How to Investigate cert-manager Errors
When there are errors in cert-manager logs, “Cert-Manager [issue] Failed” alerts are sent to the low priority slack channel.
Troubleshooting
Invalid Change Batch
NOTE: Its important that alerts of this nature are resolved immediately, as if they are left as they are, then when the cert renewal date rolls around, the cert will not be able to renew and the ingress will stop working.
If we see a Cert-Manager ACME Challenge Failed: Route53 InvalidChangeBatch alert in low-priority-alerts, this indicates that cert-manager has failed to cleanup a ACME challenge Route53 TXT record during a previous certificate issuing proces.

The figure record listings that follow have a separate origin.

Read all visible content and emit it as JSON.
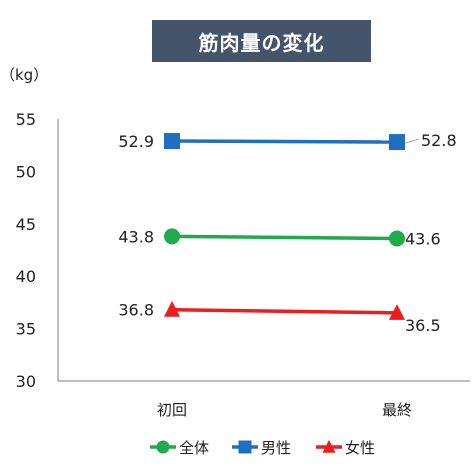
{
  "chart_data": {
    "type": "line",
    "title": "筋肉量の変化",
    "ylabel": "（kg）",
    "xlabel": "",
    "categories": [
      "初回",
      "最終"
    ],
    "ylim": [
      30,
      55
    ],
    "yticks": [
      30,
      35,
      40,
      45,
      50,
      55
    ],
    "grid": false,
    "legend_position": "bottom",
    "series": [
      {
        "name": "全体",
        "values": [
          43.8,
          43.6
        ],
        "labels": [
          "43.8",
          "43.6"
        ],
        "color": "#1faa4b",
        "marker": "circle"
      },
      {
        "name": "男性",
        "values": [
          52.9,
          52.8
        ],
        "labels": [
          "52.9",
          "52.8"
        ],
        "color": "#1f6fc0",
        "marker": "square"
      },
      {
        "name": "女性",
        "values": [
          36.8,
          36.5
        ],
        "labels": [
          "36.8",
          "36.5"
        ],
        "color": "#ee1c1c",
        "marker": "triangle"
      }
    ]
  }
}
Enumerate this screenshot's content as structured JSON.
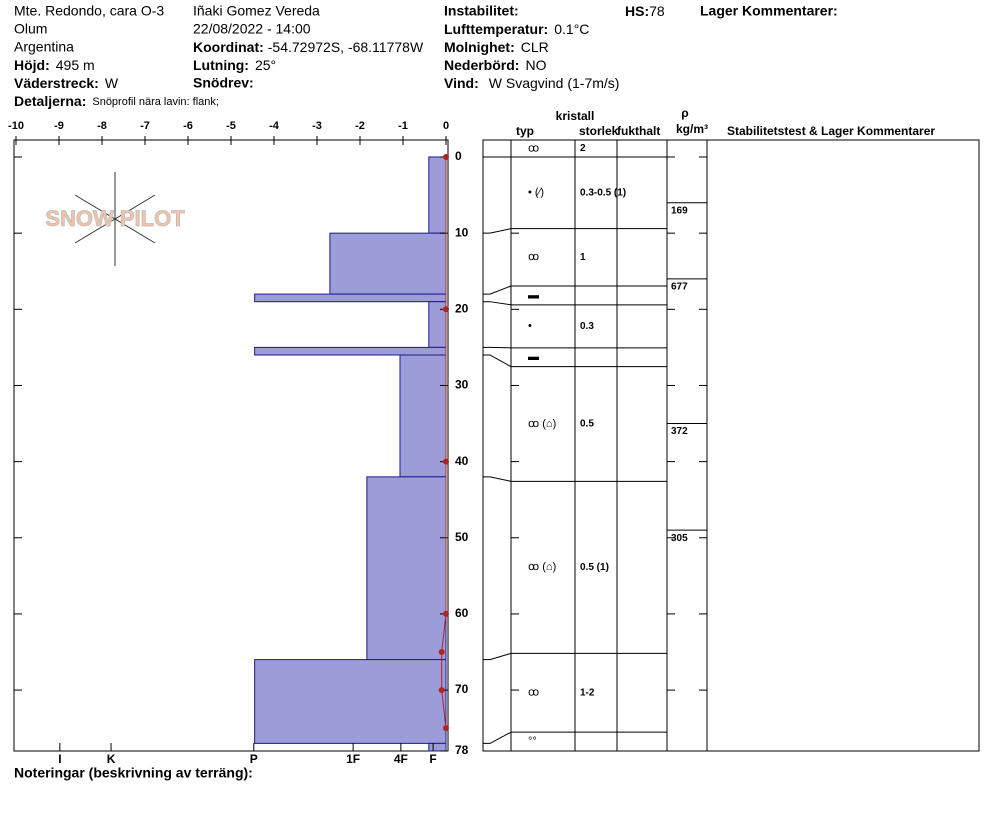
{
  "header": {
    "location": "Mte. Redondo, cara O-3",
    "region": "Olum",
    "country": "Argentina",
    "elevation_label": "Höjd:",
    "elevation": "495 m",
    "aspect_label": "Väderstreck:",
    "aspect": "W",
    "details_label": "Detaljerna:",
    "details": "Snöprofil nära lavin: flank;",
    "observer": "Iñaki Gomez Vereda",
    "datetime": "22/08/2022 - 14:00",
    "coord_label": "Koordinat:",
    "coord": "-54.72972S, -68.11778W",
    "slope_label": "Lutning:",
    "slope": "25°",
    "drift_label": "Snödrev:",
    "instability_label": "Instabilitet:",
    "airtemp_label": "Lufttemperatur:",
    "airtemp": "0.1°C",
    "sky_label": "Molnighet:",
    "sky": "CLR",
    "precip_label": "Nederbörd:",
    "precip": "NO",
    "wind_label": "Vind:",
    "wind": "W Svagvind (1-7m/s)",
    "hs_label": "HS:",
    "hs": 78,
    "layer_comments_label": "Lager Kommentarer:"
  },
  "logo": "SNOW PILOT",
  "notes_label": "Noteringar (beskrivning av terräng):",
  "layers_table": {
    "headers": {
      "crystal": "kristall",
      "type": "typ",
      "size": "storlek",
      "moisture": "fukthalt",
      "rho": "ρ",
      "density_unit": "kg/m³",
      "comments": "Stabilitetstest & Lager Kommentarer"
    },
    "rows": [
      {
        "grain": "ꝏ",
        "size": "2"
      },
      {
        "grain": "• (⁄)",
        "size": "0.3-0.5 (1)"
      },
      {
        "grain": "ꝏ",
        "size": "1"
      },
      {
        "grain": "▬"
      },
      {
        "grain": "•",
        "size": "0.3"
      },
      {
        "grain": "▬"
      },
      {
        "grain": "ꝏ (⌂)",
        "size": "0.5"
      },
      {
        "grain": "ꝏ (⌂)",
        "size": "0.5 (1)"
      },
      {
        "grain": "ꝏ",
        "size": "1-2"
      },
      {
        "grain": "°°"
      }
    ]
  },
  "chart_data": {
    "type": "snowprofile",
    "temperature": {
      "xlim": [
        -10,
        0
      ],
      "xticks": [
        -10,
        -9,
        -8,
        -7,
        -6,
        -5,
        -4,
        -3,
        -2,
        -1,
        0
      ],
      "ylim": [
        0,
        78
      ],
      "yticks": [
        0,
        10,
        20,
        30,
        40,
        50,
        60,
        70,
        78
      ],
      "depths": [
        0,
        20,
        40,
        60,
        65,
        70,
        75
      ],
      "values": [
        0,
        0,
        0,
        0,
        -0.1,
        -0.1,
        0
      ],
      "color": "#b22222"
    },
    "hardness": {
      "xlim": [
        10,
        0
      ],
      "xticks": [
        {
          "value": 8.98,
          "label": "I"
        },
        {
          "value": 7.79,
          "label": "K"
        },
        {
          "value": 4.47,
          "label": "P"
        },
        {
          "value": 2.16,
          "label": "1F"
        },
        {
          "value": 1.05,
          "label": "4F"
        },
        {
          "value": 0.3,
          "label": "F"
        }
      ],
      "tops": [
        0,
        10,
        18,
        19,
        25,
        26,
        42,
        66,
        77
      ],
      "bottoms": [
        10,
        18,
        19,
        25,
        26,
        42,
        66,
        77,
        78
      ],
      "values": [
        0.4,
        2.7,
        4.45,
        0.4,
        4.45,
        1.07,
        1.84,
        4.45,
        0.4
      ],
      "color": "#9c9cd8"
    },
    "density": {
      "depths": [
        6,
        16,
        35,
        49
      ],
      "values": [
        169,
        677,
        372,
        305
      ]
    }
  }
}
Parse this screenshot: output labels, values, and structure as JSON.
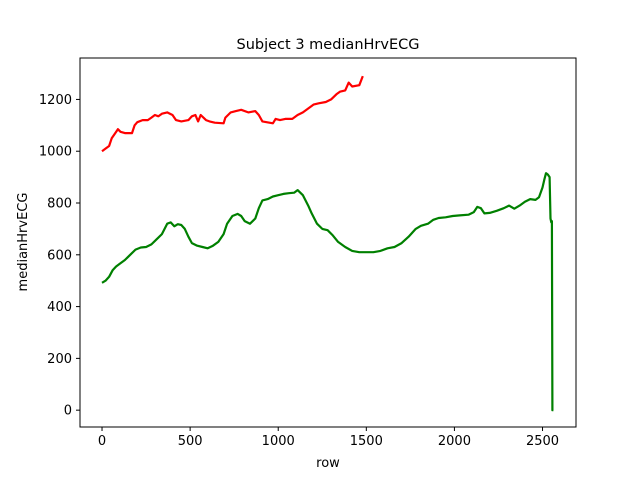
{
  "chart_data": {
    "type": "line",
    "title": "Subject 3 medianHrvECG",
    "xlabel": "row",
    "ylabel": "medianHrvECG",
    "xlim": [
      -125,
      2690
    ],
    "ylim": [
      -65,
      1360
    ],
    "xticks": [
      0,
      500,
      1000,
      1500,
      2000,
      2500
    ],
    "yticks": [
      0,
      200,
      400,
      600,
      800,
      1000,
      1200
    ],
    "grid": false,
    "legend": "none",
    "series": [
      {
        "color": "#ff0000",
        "points": [
          [
            0,
            1000
          ],
          [
            20,
            1010
          ],
          [
            40,
            1020
          ],
          [
            55,
            1050
          ],
          [
            70,
            1065
          ],
          [
            90,
            1085
          ],
          [
            105,
            1075
          ],
          [
            130,
            1070
          ],
          [
            170,
            1070
          ],
          [
            185,
            1100
          ],
          [
            200,
            1112
          ],
          [
            230,
            1120
          ],
          [
            260,
            1120
          ],
          [
            280,
            1130
          ],
          [
            300,
            1140
          ],
          [
            320,
            1135
          ],
          [
            340,
            1145
          ],
          [
            370,
            1150
          ],
          [
            400,
            1140
          ],
          [
            420,
            1120
          ],
          [
            450,
            1115
          ],
          [
            490,
            1120
          ],
          [
            510,
            1135
          ],
          [
            530,
            1140
          ],
          [
            545,
            1115
          ],
          [
            560,
            1140
          ],
          [
            590,
            1120
          ],
          [
            610,
            1115
          ],
          [
            640,
            1110
          ],
          [
            690,
            1108
          ],
          [
            700,
            1130
          ],
          [
            730,
            1150
          ],
          [
            760,
            1155
          ],
          [
            790,
            1160
          ],
          [
            830,
            1150
          ],
          [
            870,
            1155
          ],
          [
            890,
            1140
          ],
          [
            910,
            1115
          ],
          [
            950,
            1110
          ],
          [
            970,
            1108
          ],
          [
            985,
            1125
          ],
          [
            1010,
            1120
          ],
          [
            1040,
            1125
          ],
          [
            1080,
            1125
          ],
          [
            1110,
            1140
          ],
          [
            1140,
            1150
          ],
          [
            1170,
            1165
          ],
          [
            1200,
            1180
          ],
          [
            1230,
            1185
          ],
          [
            1270,
            1190
          ],
          [
            1300,
            1200
          ],
          [
            1330,
            1220
          ],
          [
            1350,
            1230
          ],
          [
            1380,
            1235
          ],
          [
            1400,
            1265
          ],
          [
            1420,
            1250
          ],
          [
            1460,
            1255
          ],
          [
            1480,
            1290
          ]
        ]
      },
      {
        "color": "#008000",
        "points": [
          [
            0,
            492
          ],
          [
            20,
            500
          ],
          [
            40,
            515
          ],
          [
            60,
            540
          ],
          [
            80,
            555
          ],
          [
            100,
            565
          ],
          [
            130,
            580
          ],
          [
            160,
            600
          ],
          [
            190,
            620
          ],
          [
            220,
            628
          ],
          [
            250,
            630
          ],
          [
            280,
            640
          ],
          [
            310,
            660
          ],
          [
            340,
            680
          ],
          [
            370,
            720
          ],
          [
            390,
            725
          ],
          [
            410,
            710
          ],
          [
            430,
            718
          ],
          [
            450,
            715
          ],
          [
            470,
            700
          ],
          [
            490,
            670
          ],
          [
            510,
            645
          ],
          [
            540,
            635
          ],
          [
            570,
            630
          ],
          [
            600,
            625
          ],
          [
            630,
            635
          ],
          [
            660,
            650
          ],
          [
            690,
            680
          ],
          [
            710,
            720
          ],
          [
            740,
            750
          ],
          [
            770,
            758
          ],
          [
            790,
            750
          ],
          [
            810,
            730
          ],
          [
            840,
            720
          ],
          [
            870,
            740
          ],
          [
            890,
            780
          ],
          [
            910,
            810
          ],
          [
            940,
            815
          ],
          [
            970,
            825
          ],
          [
            1000,
            830
          ],
          [
            1030,
            835
          ],
          [
            1060,
            838
          ],
          [
            1090,
            840
          ],
          [
            1110,
            850
          ],
          [
            1140,
            830
          ],
          [
            1170,
            790
          ],
          [
            1190,
            760
          ],
          [
            1220,
            720
          ],
          [
            1250,
            700
          ],
          [
            1280,
            695
          ],
          [
            1310,
            675
          ],
          [
            1340,
            650
          ],
          [
            1380,
            630
          ],
          [
            1420,
            615
          ],
          [
            1460,
            610
          ],
          [
            1500,
            610
          ],
          [
            1540,
            610
          ],
          [
            1580,
            615
          ],
          [
            1620,
            625
          ],
          [
            1660,
            630
          ],
          [
            1700,
            645
          ],
          [
            1740,
            670
          ],
          [
            1780,
            700
          ],
          [
            1810,
            712
          ],
          [
            1850,
            720
          ],
          [
            1880,
            735
          ],
          [
            1910,
            742
          ],
          [
            1950,
            745
          ],
          [
            1990,
            750
          ],
          [
            2030,
            752
          ],
          [
            2080,
            755
          ],
          [
            2110,
            765
          ],
          [
            2130,
            785
          ],
          [
            2150,
            780
          ],
          [
            2170,
            760
          ],
          [
            2200,
            762
          ],
          [
            2240,
            770
          ],
          [
            2280,
            780
          ],
          [
            2310,
            790
          ],
          [
            2340,
            778
          ],
          [
            2370,
            790
          ],
          [
            2400,
            805
          ],
          [
            2430,
            815
          ],
          [
            2460,
            812
          ],
          [
            2480,
            822
          ],
          [
            2500,
            860
          ],
          [
            2510,
            890
          ],
          [
            2520,
            915
          ],
          [
            2530,
            910
          ],
          [
            2540,
            900
          ],
          [
            2545,
            740
          ],
          [
            2550,
            725
          ],
          [
            2553,
            730
          ],
          [
            2556,
            0
          ],
          [
            2562,
            0
          ]
        ]
      }
    ]
  }
}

You can see errors in the cert-manager namespace by running:
stern cert --include failed
err="failed to change Route 53 record set: InvalidChangeBatch: [RRSet with DNS name _acme-challenge.some.ingress.name.justice.gov.uk., type TXT, SetIdentifier \"xxxxx\" cannot be created because a non multivalue answer rrset exists with the same name and type.]" key="namespace/cert"
You can then also find corresponding events in the namespace in those logs:
kubectl get events -n [problem-namespace]
LAST SEEN TYPE REASON OBJECT MESSAGE
13m Warning PresentError challenge/cert-xxxxx Error presenting challenge: failed to change Route 53 record set: InvalidChangeBatch: [RRSet with DNS name _acme-challenge.some.ingress.name.justice.gov.uk., type TXT, SetIdentifier \"xxxxx\" cannot be created because a non multivalue answer rrset exists with the same name and type.]
This is an issue that the team are currently trying to find the source/reason for.
Current fix
You’ll need to manually delete the TXT record in Route53 for the domain in question. Easiest way to do this is to head to Route53 in the AWS console, find the domain in question and delete the TXT record for the ACME challenge.